Urbano Tavares Rodrigues
Rubrica "Cidadania Impura", de Valter Hugo Mãe.
No passado dia 6 completaram-se cem anos desde o nascimento do nobre Urbano Tavares Rodrigues. Se houvesse um sangue azul para correr nas veias dos escritores, o Urbano seria o puro príncipe, o soberano dúctil e generoso observando a trapalhada do Mundo através de algum ponto no coração. Continuo sem encontrar pares para ele. Raros são os que me parecem ombrear com seu talento e sua humanidade. Urbano segue sendo um valor inteiro, um homem a quem o tempo não descontará nada. Quanto mais o esquecermos mais perderemos.

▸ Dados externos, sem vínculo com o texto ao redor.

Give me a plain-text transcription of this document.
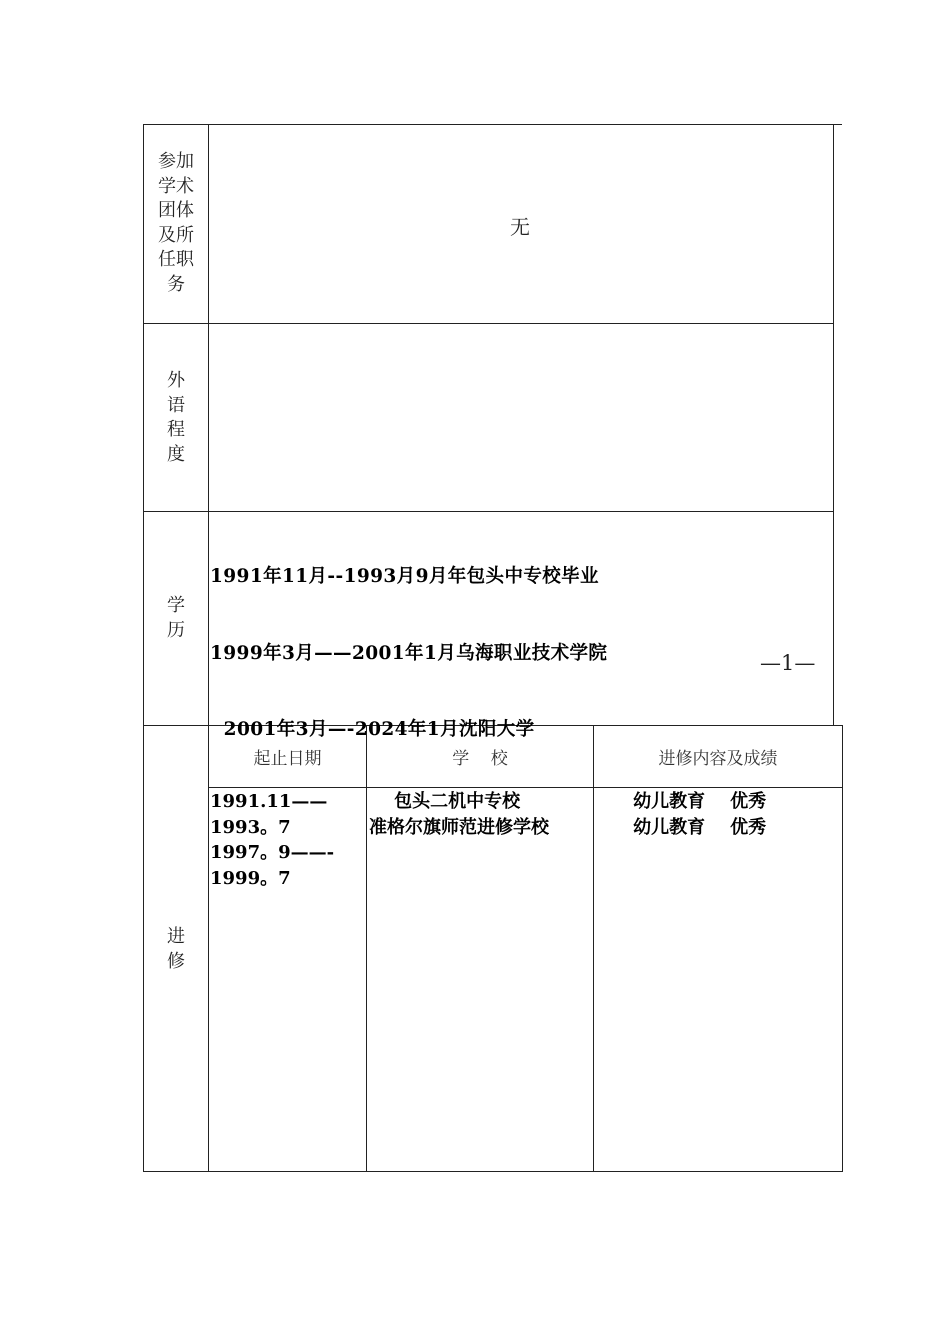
参加
学术
团体
及所
任职
务
无
外
语
程
度
学
历

1991年11月--1993月9月年包头中专校毕业

1999年3月——2001年1月乌海职业技术学院

2001年3月—-2024年1月沈阳大学

—1—
进
修
起止日期	学    校	进修内容及成绩
1991.11——
1993。7
1997。9——-
1999。7
包头二机中专校
准格尔旗师范进修学校
幼儿教育    优秀
幼儿教育    优秀
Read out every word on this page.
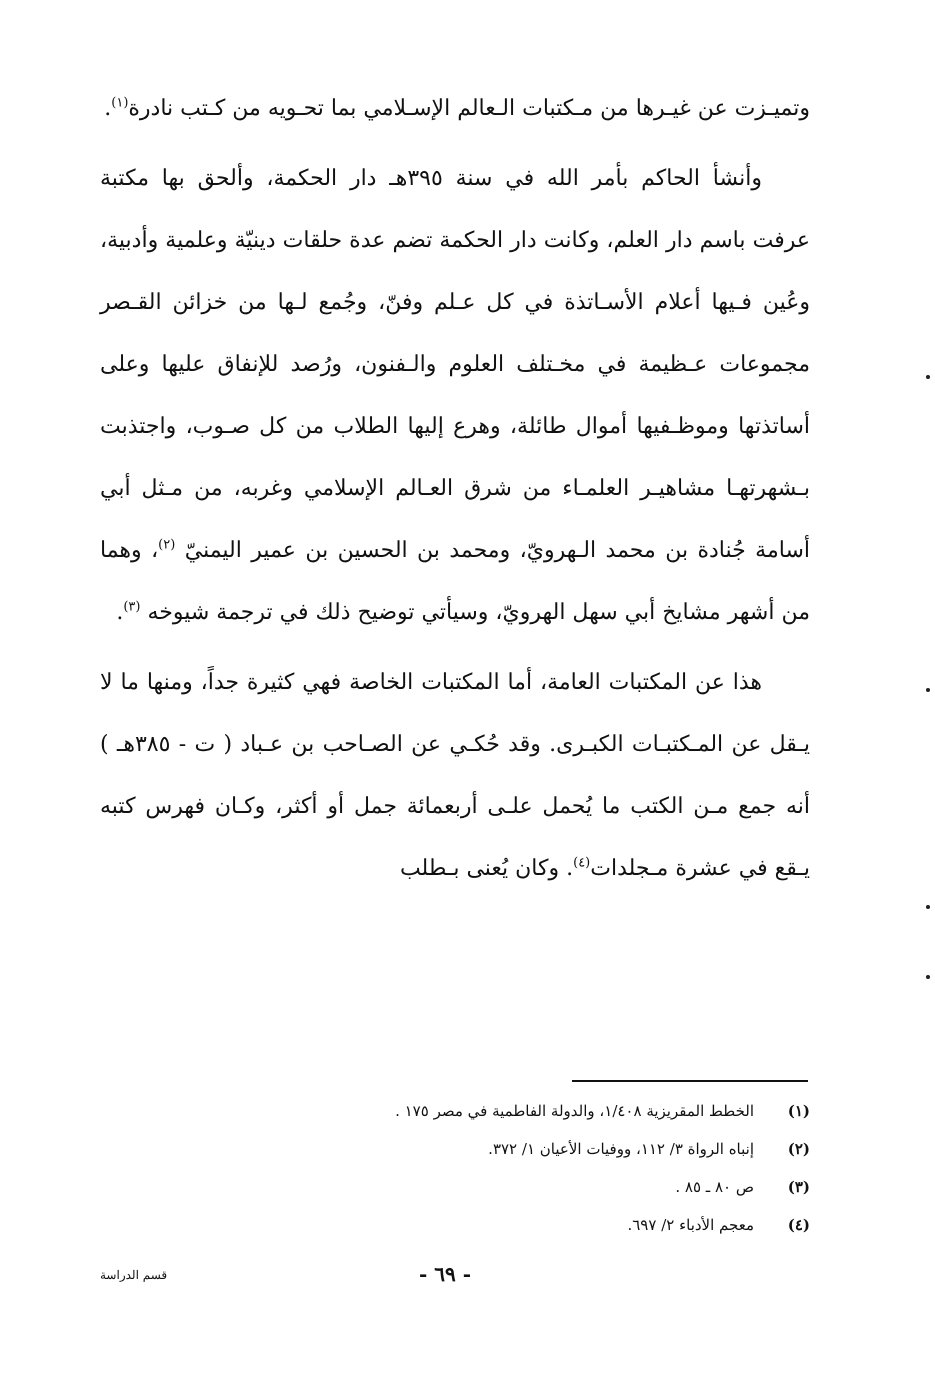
وتميـزت عن غيـرها من مـكتبات الـعالم الإسـلامي بما تحـويه من كـتب نادرة$^{(١)}$.

وأنشأ الحاكم بأمر الله في سنة ٣٩٥هـ دار الحكمة، وألحق بها مكتبة عرفت باسم دار العلم، وكانت دار الحكمة تضم عدة حلقات دينيّة وعلمية وأدبية، وعُين فـيها أعلام الأسـاتذة في كل عـلم وفنّ، وجُمع لـها من خزائن القـصر مجموعات عـظيمة في مخـتلف العلوم والـفنون، ورُصد للإنفاق عليها وعلى أساتذتها وموظـفيها أموال طائلة، وهرع إليها الطلاب من كل صـوب، واجتذبت بـشهرتهـا مشاهيـر العلمـاء من شرق العـالم الإسلامي وغربه، من مـثل أبي أسامة جُنادة بن محمد الـهرويّ، ومحمد بن الحسين بن عمير اليمنيّ $^{(٢)}$، وهما من أشهر مشايخ أبي سهل الهرويّ، وسيأتي توضيح ذلك في ترجمة شيوخه $^{(٣)}$.

هذا عن المكتبات العامة، أما المكتبات الخاصة فهي كثيرة جداً، ومنها ما لا يـقل عن المـكتبـات الكبـرى. وقد حُكـي عن الصـاحب بن عـباد ( ت - ٣٨٥هـ ) أنه جمع مـن الكتب ما يُحمل علـى أربعمائة جمل أو أكثر، وكـان فهرس كتبه يـقع في عشرة مـجلدات$^{(٤)}$. وكان يُعنى بـطلب

(١)
الخطط المقريزية ١/٤٠٨، والدولة الفاطمية في مصر ١٧٥ .
(٢)
إنباه الرواة ٣/ ١١٢، ووفيات الأعيان ١/ ٣٧٢.
(٣)
ص ٨٠ ـ ٨٥ .
(٤)
معجم الأدباء ٢/ ٦٩٧.
- ٦٩ -
قسم الدراسة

Ele, por seu lado, foi essa integridade, essa inteireza. Não se perde de si mesmo. Está digno na eternidade.
Cem anos de Urbano significam que, ao menos na minha casa, se faz uma festa em torno dos seus livros, que fui podendo coleccionar em edições antigas que acarinho muito. Não costumo ver a biblioteca como necessariamente atazanada com a preciosidade das edições. Sempre me interessam os textos, o tamanho da fonte para que me seja confortável a leitura, mas o Urbano tornou-se um caso delicado, pessoalíssimo, de ternura, e os seus livros saíram em modos tão dispersos e belos que não pude deixar de atentar neles na infinidade de visitas a alfarrabistas. Por estes dias, a “Imitação da felicidade” ou “A estação dourada” vieram às mãos como se fossem modos de cumprimentar o escritor. Modos de lhe dar corpo e celebrar. Sempre releio alguma passagem e agradeço sua importância para a nossa memória, a nossa cultura tão deitada a ser passiva e sem entusiasmo.
É tremenda a falta que nos faz Urbano. A sua atenção aos assuntos do tempo e, sobretudo, a capacidade de ler os mais novos abrindo espaço para que outras gerações cheguem. De entre os mais velhos, hoje ninguém ocupa esse papel. Voltados para suas próprias dores, não há nenhum mestre para a cerimónia de chegada dos novos nomes, que se deixam tão à deriva que parecem não ser bem-vindos. Coisa que se torna insuportável. Falta-nos o Urbano para toda a elegância possível. Para a justeza do companheirismo e para a generosidade.
O Urbano era um iluminista. Não vivia segundo nenhuma convicção de transcendência mas a sua visão do Mundo era toda sagrada. A sacralização da humanidade, como reduto de esperança, fazia o seu gesto. Importava-lhe de verdade o esplendor humano. Essa capacidade de melhorar, de fazer melhor e acreditar que, um dia, todos estaríamos à altura de fazer melhor uns pelos outros. Para os que não acreditam em nada, ou só acreditam em Deus, que é como apostar tudo em algo que nós não somos, a força do Urbano era certamente ingénua. Contudo, era a maior força de todas. Porque se erguia acima dos cépticos e até dos mal-intencionados. Era uma ética que medrava mesmo em condições adversas. Um compromisso que se lhe impunha mesmo na solidão. A sua obra toda o revela. A sua vida inteira mostra o preço que pagou por acreditar numa sociedade mais paritária onde ninguém fosse deixado para trás.
O aniversário do Urbano vai ser sempre uma festa para os que se recusam a descer da esperança. A sua lição ficou clara.